Ia menilai, program tersebut dapat menjadi inspirasi bagi perusahaan swasta maupun Badan Usaha Milik Daerah (BUMD) untuk turut menghadirkan program pemberdayaan masyarakat, melalui skema Corporate Social Responsibility (CSR) maupun Tanggung Jawab Sosial dan Lingkungan (TJSL).
”Baik itu bengkel, UMKM, ataupun warung kelontong yang bisa berkembang dan merekrut tenaga kerja. Semoga ke depannya program ini terus konsisten, semakin berkembang, dan mendapat dukungan dari berbagai pihak,” katanya.
Sementara itu, Pimpinan Bidang Pendistribusian, Pendayagunaan, dan Pemberdayaan BAZNAS RI Idy Muzayyad menjelaskan, program Z-Mart memperoleh alokasi dana sebesar Rp400 juta yang diberikan kepada 50 penerima manfaat.

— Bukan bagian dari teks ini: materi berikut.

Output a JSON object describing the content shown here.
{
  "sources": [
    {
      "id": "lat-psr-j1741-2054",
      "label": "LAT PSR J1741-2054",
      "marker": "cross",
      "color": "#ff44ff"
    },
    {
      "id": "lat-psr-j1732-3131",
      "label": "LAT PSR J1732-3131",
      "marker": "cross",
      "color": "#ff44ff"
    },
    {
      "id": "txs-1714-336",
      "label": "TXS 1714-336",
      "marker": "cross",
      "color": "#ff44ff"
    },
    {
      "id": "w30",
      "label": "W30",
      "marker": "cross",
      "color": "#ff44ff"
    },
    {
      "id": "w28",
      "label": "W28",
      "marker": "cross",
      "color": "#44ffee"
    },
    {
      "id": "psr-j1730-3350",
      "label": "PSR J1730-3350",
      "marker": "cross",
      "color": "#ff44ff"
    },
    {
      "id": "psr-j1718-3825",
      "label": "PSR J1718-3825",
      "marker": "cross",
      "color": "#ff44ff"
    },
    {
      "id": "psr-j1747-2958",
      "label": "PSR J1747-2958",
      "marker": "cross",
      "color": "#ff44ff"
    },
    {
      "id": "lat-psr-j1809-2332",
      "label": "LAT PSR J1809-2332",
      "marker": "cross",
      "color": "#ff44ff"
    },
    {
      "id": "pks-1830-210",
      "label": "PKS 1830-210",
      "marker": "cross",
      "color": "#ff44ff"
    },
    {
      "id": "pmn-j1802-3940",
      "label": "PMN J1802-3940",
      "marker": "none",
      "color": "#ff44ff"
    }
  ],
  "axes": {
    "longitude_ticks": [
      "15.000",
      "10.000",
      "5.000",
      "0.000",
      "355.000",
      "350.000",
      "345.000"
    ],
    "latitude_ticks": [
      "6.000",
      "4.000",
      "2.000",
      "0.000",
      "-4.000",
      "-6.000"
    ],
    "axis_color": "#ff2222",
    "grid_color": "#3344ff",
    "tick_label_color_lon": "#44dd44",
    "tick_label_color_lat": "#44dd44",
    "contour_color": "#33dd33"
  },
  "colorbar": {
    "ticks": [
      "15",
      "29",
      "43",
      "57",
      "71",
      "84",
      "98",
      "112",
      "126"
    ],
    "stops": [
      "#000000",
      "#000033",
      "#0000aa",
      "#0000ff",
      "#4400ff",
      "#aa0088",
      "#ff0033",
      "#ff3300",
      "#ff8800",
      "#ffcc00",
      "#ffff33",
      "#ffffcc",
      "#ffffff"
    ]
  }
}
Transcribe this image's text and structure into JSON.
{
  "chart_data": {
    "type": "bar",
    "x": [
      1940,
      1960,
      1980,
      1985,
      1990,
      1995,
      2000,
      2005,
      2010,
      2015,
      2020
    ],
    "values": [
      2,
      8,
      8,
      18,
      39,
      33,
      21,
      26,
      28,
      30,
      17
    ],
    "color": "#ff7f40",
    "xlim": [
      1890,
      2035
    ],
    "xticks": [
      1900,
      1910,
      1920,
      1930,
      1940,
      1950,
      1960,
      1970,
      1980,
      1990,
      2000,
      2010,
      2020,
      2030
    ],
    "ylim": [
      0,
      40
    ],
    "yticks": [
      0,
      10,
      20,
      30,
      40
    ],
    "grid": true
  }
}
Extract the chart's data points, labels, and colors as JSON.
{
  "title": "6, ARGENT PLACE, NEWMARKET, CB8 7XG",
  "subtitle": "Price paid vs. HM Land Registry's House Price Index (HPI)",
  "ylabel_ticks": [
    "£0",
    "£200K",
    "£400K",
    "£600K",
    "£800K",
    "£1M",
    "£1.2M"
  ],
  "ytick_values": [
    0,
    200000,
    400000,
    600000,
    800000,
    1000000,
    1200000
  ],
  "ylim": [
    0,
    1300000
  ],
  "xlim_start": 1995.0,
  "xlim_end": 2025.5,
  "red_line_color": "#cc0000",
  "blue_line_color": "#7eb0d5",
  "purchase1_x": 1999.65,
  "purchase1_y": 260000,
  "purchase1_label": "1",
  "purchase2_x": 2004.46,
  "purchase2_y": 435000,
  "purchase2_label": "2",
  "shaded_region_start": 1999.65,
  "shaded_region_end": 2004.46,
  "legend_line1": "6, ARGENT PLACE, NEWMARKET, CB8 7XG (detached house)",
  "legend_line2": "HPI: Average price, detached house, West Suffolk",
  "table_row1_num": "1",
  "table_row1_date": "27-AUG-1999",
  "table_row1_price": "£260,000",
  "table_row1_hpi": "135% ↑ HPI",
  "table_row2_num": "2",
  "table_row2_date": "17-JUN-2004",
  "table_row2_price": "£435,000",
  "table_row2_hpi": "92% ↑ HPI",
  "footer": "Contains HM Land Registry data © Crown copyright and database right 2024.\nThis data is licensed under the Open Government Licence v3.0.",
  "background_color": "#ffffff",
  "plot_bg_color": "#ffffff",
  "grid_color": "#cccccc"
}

”Kami tadi me-launching program Z-Mart senilai Rp400 juta untuk 50 penerima manfaat. Z-Mart ini adalah warung kelontong yang berbasis dana zakat, infak, dan sedekah,” ungkapnya.
Selain Z-Mart, kata dia, BAZNAS RI juga menyalurkan bantuan melalui program Z-Auto, yaitu program zakat produktif berupa bantuan pengembangan usaha bengkel sepeda motor.
Program tersebut diberikan kepada lima penerima manfaat dengan nilai bantuan masing-masing sebesar Rp20 juta.
Ia mengatakan, kedua program tersebut merupakan bentuk nyata pemanfaatan dana zakat untuk meningkatkan kesejahteraan masyarakat secara berkelanjutan.
”Kami berharap para penerima manfaat dapat bertransformasi dari mustahik menjadi muzakki, minimal menjadi munfik atau orang yang mampu berinfak dan bersedekah,” jelasnya.
”Ini anggaran dari BAZNAS RI. Ke depan, kami juga mengharapkan ada program yang sama yang bersumber dari dana BAZNAS Kota Bogor,” pungkasnya.